24 heures. ils te donnent pas à manger, ils te laissent sur le métal, sur la ferraille.

– hier aussi tu disais qu’ils vous donnaient des médicaments?
moi je suis suivi à l’hôpital X. je prends des traitements […]. j’ai un médicament à l’extérieur, et là ici ils veulent pas me le donner. je sais pas pourquoi. ils le donnent à tout le monde et moi ils veulent pas me le donner. j’ai mal au dos à cause du travail. j’ai cher mal aux dents, ils veulent pas m’envoyer au dentiste. ils veulent pas m’envoyer au dentiste. je peux même pas manger, j’ai mal aux dents. je peux même pas manger. j’ai les dents toutes cassées.

– ils te laissent pas voir le médecin?
non y’a pas de dentiste ici.

– mais le médecin il peut pas t’aider?
il donne juste de l’ibuprofène pour le mal.

– t’as envie de parler d’autre chose?
on est pas bien ici, on est enfermés, on voit pas la famille. on est tristes. on se sent comme… on est pas comme les autres, on est pas comme vous. parce qu’on a pas les papiers, on a pas le droit de rien. on se sent pas bien, on se sent mal, on se sent cher mal mal mal. mal au cœur. on a pas le droit de travailler, on a pas le droit de rien du tout. ça fait depuis 2013 que je suis en France, ça fait 8 ans. normalement au bout de 5 ans ils donnent les papiers. ça fait 8 ans, ils veulent pas me donner les papiers.

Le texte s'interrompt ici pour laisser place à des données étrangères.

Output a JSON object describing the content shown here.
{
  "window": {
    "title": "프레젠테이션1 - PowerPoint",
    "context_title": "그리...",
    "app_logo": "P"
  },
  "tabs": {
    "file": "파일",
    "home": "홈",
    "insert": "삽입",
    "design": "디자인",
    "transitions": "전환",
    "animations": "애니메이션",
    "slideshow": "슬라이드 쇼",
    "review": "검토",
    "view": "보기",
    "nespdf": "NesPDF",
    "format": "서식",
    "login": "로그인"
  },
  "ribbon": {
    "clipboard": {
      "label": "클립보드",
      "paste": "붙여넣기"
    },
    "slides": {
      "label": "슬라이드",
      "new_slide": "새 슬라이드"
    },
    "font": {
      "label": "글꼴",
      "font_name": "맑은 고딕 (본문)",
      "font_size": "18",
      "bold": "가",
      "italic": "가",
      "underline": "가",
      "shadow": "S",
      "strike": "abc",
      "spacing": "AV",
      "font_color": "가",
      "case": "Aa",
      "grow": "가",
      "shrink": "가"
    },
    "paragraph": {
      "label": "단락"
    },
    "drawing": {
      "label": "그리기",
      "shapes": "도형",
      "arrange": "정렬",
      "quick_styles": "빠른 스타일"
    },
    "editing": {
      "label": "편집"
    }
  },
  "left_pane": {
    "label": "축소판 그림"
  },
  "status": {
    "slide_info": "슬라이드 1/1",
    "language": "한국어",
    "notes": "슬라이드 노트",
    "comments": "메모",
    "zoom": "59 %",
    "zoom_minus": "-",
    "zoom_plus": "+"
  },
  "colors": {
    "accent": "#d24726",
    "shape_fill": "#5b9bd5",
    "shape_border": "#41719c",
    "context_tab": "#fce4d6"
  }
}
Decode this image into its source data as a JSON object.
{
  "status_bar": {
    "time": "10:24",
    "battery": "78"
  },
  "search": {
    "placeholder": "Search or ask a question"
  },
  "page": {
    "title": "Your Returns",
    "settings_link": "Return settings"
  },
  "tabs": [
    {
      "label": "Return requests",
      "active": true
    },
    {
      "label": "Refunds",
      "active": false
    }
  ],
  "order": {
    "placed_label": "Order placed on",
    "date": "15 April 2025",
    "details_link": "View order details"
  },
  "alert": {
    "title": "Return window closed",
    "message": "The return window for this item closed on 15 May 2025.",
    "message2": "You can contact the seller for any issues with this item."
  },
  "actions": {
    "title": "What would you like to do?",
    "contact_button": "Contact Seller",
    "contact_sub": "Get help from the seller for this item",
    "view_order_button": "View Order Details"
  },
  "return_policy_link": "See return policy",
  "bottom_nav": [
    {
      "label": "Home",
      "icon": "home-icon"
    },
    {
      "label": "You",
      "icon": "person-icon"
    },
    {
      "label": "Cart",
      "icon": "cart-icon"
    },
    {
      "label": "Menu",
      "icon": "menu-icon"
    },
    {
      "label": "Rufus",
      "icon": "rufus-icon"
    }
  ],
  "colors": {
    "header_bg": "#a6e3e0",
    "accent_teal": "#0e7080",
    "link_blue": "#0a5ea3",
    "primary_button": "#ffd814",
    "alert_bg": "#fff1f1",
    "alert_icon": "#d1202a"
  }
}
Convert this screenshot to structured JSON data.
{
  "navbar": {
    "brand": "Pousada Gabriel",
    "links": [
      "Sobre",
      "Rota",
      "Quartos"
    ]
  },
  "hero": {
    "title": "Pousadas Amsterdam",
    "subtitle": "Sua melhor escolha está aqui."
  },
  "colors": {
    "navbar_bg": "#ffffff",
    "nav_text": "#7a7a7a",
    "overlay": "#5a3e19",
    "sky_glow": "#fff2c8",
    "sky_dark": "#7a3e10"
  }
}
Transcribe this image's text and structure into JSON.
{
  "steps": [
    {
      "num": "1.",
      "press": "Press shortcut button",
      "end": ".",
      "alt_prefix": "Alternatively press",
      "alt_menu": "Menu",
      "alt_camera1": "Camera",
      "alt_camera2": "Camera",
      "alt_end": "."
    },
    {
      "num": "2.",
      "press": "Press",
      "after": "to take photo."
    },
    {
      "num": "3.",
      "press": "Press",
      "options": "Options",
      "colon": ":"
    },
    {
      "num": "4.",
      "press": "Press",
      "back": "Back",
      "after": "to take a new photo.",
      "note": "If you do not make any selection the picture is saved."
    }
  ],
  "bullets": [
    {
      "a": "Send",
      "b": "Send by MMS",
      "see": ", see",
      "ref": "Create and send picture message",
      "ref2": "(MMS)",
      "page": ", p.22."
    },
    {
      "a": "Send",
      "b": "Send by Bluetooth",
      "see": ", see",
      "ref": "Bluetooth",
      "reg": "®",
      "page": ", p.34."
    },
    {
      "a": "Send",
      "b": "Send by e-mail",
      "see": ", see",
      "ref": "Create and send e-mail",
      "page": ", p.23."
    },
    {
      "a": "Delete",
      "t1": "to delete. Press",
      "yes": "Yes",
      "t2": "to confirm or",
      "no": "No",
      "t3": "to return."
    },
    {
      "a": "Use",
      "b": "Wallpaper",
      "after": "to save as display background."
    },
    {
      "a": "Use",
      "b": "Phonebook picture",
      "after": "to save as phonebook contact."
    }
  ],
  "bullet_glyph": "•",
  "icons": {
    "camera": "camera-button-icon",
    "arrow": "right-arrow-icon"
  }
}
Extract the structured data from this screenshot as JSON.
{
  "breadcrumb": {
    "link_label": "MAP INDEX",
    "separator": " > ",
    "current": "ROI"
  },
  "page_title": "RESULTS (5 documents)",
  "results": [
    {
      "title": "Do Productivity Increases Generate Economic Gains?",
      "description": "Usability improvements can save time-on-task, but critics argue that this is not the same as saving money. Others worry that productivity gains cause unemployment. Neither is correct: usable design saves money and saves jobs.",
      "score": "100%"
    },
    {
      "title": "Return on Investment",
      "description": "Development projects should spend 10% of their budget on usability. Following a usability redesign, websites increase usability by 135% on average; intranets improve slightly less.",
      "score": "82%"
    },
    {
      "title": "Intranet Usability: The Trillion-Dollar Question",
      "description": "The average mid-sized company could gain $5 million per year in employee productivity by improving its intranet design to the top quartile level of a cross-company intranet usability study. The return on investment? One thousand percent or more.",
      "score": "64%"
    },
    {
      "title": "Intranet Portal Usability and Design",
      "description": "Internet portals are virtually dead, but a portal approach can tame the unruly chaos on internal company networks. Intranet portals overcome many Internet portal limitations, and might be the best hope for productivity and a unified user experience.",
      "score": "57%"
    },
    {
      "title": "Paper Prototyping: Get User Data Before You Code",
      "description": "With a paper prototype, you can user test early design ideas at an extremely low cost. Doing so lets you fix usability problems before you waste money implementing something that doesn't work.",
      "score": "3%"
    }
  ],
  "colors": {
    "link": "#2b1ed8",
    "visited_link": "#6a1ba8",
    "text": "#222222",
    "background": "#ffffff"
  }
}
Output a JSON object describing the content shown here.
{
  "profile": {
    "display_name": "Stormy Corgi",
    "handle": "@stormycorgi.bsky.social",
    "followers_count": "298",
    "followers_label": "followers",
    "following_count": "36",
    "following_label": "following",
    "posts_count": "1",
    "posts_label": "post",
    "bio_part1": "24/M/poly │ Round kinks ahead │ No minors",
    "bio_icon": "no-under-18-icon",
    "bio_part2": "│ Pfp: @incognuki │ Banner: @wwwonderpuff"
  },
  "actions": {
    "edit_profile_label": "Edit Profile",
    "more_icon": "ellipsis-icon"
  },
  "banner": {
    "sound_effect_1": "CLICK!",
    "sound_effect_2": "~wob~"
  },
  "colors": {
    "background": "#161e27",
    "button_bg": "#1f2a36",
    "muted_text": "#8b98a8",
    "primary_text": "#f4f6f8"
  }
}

– ce soir y’a une manifestation à Lyon pour la régularisation des sans-papiers !
d’accord, merci. on se tient au courant.

 

témoignage recueilli le 18/12/20.


(*) le 14 décembre, la sénatrice EELV du Rhône Raymonde Poncet Monge est venue « par surprise », accompagnée de journalistes, visiter le CRA de Lyon. La raison de sa visite était de « se rendre compte de la situation sanitaire du centre », et notamment vérifier que le respect des normes s’était bien « amélioré » depuis la visite d’un autre sénateur des Verts en novembre dernier. Au JT de France 3 le soir même, l’évènement a donné lieu à une véritable validation de la gestion de la crise sanitaire par les flics dans le CRA.